Lviv students protest repressive actions in Kyiv


by Oksana Petrovych

LVIV - Over 3,000 students from various Lviv educational establishments took part in peaceful protests which began in Lviv on March 12. They were protesting mass arrests and other illegal repressions against participants in the demonstration which occurred on March 9 in Kyiv.

On the morning of March 12 students from Lviv National University, the Lviv Theological Academy, the Institute of Physical Education and Lviv Polytechnic University gathered by the statue of Ivan Franko in Lviv to hear the testimony of those students who managed to return successfully from Kyiv. The students were on edge because of the mass arrests and other illegal repressions against participants in the March 9 demonstration in Kyiv.

According to the official numbers, 212 people spent the night in different police stations of the Ukrainian capital - a large portion of these were students. The physical appearance of some of those coming to the meeting in Lviv was so striking that words were not necessary: they had managed to avoid jail, but not the billy clubs of the police.

In Kyiv itself "special attention" had been given to people from Lviv, according to witnesses. Approximately 100 people from Lviv were held at the Kyiv train station on the evening of March 9. Most of them were literally pulled out of train cars and thrown face-first onto the ground of the railroad station.

"They announced that I was guilty, as if I were a dangerous criminal," explained Yurko Fedoryshyn, a student of applied mathematics. "When it turned out that I had done nothing criminal, no one even said 'sorry,' even though they detained me for over a day."

Pavlo Aleksandrov, a student on the faculty of journalism of Lviv National University told the newpaper Postup that he was arrested at the train station and hit by the special security forces on the road before a brief trial. "The trial lasted a few minutes; they didn't tell me what I was charged with. After the trial I met with other friends of mine who were tried, and it was clear that no one had read any charges to any of them, no one had a chance to defend himself. They just read the verdict. The result was either to scare us or to discourage us from traveling to Kyiv again," he related.

Yurii Volkolhon, a philosophy student, was hastily tried by a female judge and two policemen, "It looked like they had grabbed the judge from her home in a hurry, because I think she was in a house coat, covered by her judge's robe," he said.

Already on the second day of the protests, students from all the higher educational establishments in Lviv joined in - regardless of announcements by some administrators that all students who participated in the protests would be expelled. Only the rectors of a few institutions unambiguously announced that no administrative sanctions would be applied to those students who were exercising their civil rights via these political activities.

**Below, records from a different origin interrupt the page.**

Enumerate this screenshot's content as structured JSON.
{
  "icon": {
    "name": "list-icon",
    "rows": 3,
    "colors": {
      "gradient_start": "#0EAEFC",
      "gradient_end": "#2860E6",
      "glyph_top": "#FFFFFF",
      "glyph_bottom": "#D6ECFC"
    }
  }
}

Though the demonstrations in Kyiv culminated in violence, the Lviv protests were peaceful. On both days the demonstrators were escorted by policemen and generally marched on the sidewalks in long columns. Contrary to various reports, no efforts have been made to deport rectors who are American citizens.

The solidarity of the students produced quick results. On the evening of March 14 all those from Lviv who were being detained in Kyiv were released, even those who previously had been illegally sentenced to 15 days.

On March 15, Mykola Zhulynskyi, vice prime minister of culture, met with all the rectors of higher educational establishments in Lviv at a closed meeting. He warned about the danger of destabilization in Ukraine and the manipulation of student activists, but also stressed that repression against students should be excluded.